Statement

 

Mit der 4. industriellen Revolution ergeben sich nicht nur für alle Bereiche der Wirtschaft gravierende Veränderungen, vor allem auch für den wachsenden Dienstleistungssektor. Digitalisierung und Automatisierung sind die Schlagwörter einer weltweiten Entwicklung, die stetig Innovationen mit sich bringt und noch ungeahnte Potentiale birgt. Das Gesundheitswesen in Deutschland ist eher Nachzügler dieser Entwicklungen, was nicht zuletzt auf die Sensibilität im Umgang mit medizinischen Daten zurückgeführt werden kann. Was in anderen Branchen ohne Hindernisse umgesetzt wird, stellt sich hier oft als schwierig und langwierig heraus. Aber gerade die Medizin kann Profiteur der digitalen Technik sein und damit letztlich auch der Patient. Eine personalisierte Medizin, die zielgerichtete Therapien ermöglicht, ist in Zukunft ohne IT nicht denkbar.

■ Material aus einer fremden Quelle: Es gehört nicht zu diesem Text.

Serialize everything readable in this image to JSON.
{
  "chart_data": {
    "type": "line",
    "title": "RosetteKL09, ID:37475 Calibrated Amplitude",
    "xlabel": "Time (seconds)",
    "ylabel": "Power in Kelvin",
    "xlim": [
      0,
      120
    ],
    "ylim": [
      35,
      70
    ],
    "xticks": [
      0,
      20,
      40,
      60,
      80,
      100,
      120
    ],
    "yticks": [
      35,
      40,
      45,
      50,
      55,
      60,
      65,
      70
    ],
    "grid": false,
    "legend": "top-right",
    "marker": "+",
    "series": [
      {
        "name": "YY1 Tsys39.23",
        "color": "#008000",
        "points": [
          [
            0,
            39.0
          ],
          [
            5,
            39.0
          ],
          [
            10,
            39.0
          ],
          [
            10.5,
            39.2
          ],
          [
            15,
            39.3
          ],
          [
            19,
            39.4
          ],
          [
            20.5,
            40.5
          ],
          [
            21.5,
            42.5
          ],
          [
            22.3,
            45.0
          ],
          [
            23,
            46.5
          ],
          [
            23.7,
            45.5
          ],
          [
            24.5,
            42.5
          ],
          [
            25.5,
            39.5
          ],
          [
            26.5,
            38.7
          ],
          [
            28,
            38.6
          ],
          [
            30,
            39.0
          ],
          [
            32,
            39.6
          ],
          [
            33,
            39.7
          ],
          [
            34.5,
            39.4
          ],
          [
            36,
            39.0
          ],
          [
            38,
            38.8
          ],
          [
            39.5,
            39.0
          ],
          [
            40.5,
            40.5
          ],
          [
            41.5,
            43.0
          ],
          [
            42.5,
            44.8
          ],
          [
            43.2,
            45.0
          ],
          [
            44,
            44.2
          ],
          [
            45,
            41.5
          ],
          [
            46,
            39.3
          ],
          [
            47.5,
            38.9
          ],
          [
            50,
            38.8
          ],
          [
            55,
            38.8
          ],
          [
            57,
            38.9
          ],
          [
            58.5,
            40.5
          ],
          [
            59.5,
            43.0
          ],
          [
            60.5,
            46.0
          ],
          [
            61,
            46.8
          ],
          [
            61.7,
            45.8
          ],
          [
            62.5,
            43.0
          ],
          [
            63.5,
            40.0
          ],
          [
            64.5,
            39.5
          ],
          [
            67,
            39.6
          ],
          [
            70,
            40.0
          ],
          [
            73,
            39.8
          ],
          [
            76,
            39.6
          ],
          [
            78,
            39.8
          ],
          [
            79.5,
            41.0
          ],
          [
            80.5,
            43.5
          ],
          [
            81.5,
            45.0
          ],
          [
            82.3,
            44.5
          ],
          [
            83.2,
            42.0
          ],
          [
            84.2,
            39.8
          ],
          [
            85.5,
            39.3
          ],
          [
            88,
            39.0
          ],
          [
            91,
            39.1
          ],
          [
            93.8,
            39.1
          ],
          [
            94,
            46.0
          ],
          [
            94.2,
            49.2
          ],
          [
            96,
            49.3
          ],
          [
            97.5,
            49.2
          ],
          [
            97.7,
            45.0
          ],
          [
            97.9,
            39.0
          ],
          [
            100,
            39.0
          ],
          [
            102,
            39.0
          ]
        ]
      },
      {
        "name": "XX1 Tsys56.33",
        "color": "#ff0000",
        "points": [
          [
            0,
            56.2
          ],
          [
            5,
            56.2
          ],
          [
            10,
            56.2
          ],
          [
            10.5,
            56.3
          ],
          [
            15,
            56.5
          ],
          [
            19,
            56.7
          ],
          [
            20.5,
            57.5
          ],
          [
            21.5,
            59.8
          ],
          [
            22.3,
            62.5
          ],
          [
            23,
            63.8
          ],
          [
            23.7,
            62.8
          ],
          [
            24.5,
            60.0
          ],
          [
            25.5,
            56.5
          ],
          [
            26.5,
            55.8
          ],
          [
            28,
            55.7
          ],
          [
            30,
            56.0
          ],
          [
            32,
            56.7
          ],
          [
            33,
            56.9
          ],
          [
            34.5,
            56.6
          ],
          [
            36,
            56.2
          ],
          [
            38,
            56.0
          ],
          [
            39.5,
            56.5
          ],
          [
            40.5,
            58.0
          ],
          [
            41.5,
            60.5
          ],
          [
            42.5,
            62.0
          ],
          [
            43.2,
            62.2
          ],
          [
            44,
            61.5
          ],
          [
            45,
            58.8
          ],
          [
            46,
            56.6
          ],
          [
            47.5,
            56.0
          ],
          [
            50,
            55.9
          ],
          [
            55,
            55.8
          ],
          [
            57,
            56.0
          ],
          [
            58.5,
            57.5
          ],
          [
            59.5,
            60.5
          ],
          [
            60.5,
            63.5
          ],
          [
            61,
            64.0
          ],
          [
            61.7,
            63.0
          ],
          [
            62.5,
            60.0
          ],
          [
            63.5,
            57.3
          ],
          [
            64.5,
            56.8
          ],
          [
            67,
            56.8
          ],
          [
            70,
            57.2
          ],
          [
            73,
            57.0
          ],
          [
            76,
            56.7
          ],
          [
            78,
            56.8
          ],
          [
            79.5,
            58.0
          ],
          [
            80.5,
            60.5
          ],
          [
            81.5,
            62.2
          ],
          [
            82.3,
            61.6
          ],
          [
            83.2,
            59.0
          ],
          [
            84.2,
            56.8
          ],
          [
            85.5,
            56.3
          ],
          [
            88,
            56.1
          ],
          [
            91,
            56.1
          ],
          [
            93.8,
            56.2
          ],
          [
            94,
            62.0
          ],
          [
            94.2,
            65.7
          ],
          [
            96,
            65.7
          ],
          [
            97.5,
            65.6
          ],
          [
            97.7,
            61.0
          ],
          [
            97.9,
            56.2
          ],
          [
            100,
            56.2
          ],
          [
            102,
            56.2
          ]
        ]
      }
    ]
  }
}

Andere Länder gehen bereits mit gutem Beispiel voran: Um individuelle Medikamente entwickeln zu können, wird in einem Projekt das Erbgut von einer Million US-Amerikaner untersucht. Mit entsprechender Software können innerhalb kürzester Zeit hochkomplexe Wechselwirkungsanalysen durchgeführt werden. Die Rolle der Gentechnik in Verbindung mit Big Data ist auch in der Krebsforschung zentral. So dient Blut als Datenträger, in dem das darin enthaltene Erbgut mit dem gesunder Menschen verglichen wird. Je früher krankhafte Veränderungen entdeckt werden, desto besser sind deren Heilungschancen. Hierbei dürfen medizinethische Überlegungen und datenschutzrechtliche Risiken natürlich nicht außer Acht gelassen werden.

Die Diskussion um die elektronische Gesundheitskarte, aber auch die wachsende Bedeutung von Gesundheits-Apps etc. spricht dafür, dass die Notwendigkeit einer Umstrukturierung der Gesundheitsbranche in Deutschland nicht nur erkannt wurde, sondern in vollem Gange ist. Neue Dienstleistungsunternehmen haben bewiesen, dass sie mit digitalen Geschäftsmodellen schneller die Potentiale des Marktes erkennen und so eine Verschränkung von IT und Services erreichen. Vernetzte Systeme vereinfachen nicht nur die Kommunikation, sondern optimieren auch Prozesse und Arbeitsweisen nachhaltig. Data Driven Companies, die häufig nicht im Gesundheitsmarkt verortet sind, erschließen schon jetzt in Echtzeit riesige Datenmengen. Durch den Einsatz innovativer Data-Mining-Verfahren und intelligenter Algorithmen werden gezielte Analysen durchgeführt, die einen Erkenntnisgewinn ermöglichen.

Um die Leistungsfähigkeit der digitalen Medizin auszuschöpfen, sollten neue Formen der Kooperation gefunden werden, die die Akteure über die Sektorengrenzen hinaus mit digitalen Playern verbinden. Auf diese Weise könnte die angebotsorientierte Entwicklung neuer Produkte auch bedarfsorientierter vonstattengehen. Eine interdisziplinäre Zusammenarbeit ist gefordert. Denn bisher besteht oft ein zu geringes Wissen über die Stärken und Kompetenzen des jeweils anderen. Die praktische Umsetzung solcher Entwicklungen stellt längerfristig auch einen wichtigen Wirtschaftsfaktor dar.

Einige regulatorische Hürden hemmen die Geschwindigkeit der Implementierung und Nutzung der vielen innovativen Projekte am Markt. Deshalb ist es wichtig, neben Qualitäts- auch über datenschutzrechtliche Standards zu diskutieren, die einen klaren Bewertungsrahmen vorgeben.

Um aus der Digitalisierung gewonnenes Wissen zu nutzen, braucht es zukünftig vor allem eine Veränderungsbereitschaft in der Versorgungsstruktur. Ein Einbeziehen und Nutzen der Möglichkeiten durch Gesundheits-Apps, Telemedizin und Co. sollte von allen Akteuren der Branche, also Krankenhäusern, Ärzten, Pflegeeinrichtungen und Krankenversicherern im gemeinsamen Dialog vorangetrieben werden und nicht an teilweise berechtigten Einwänden scheitern. Schließlich zielen digitale Strategien vor allem auf die Verbesserung der medizinischen Versorgung von Patienten und eine nachhaltige Verbesserung der Qualität des Gesundheitswesens ab.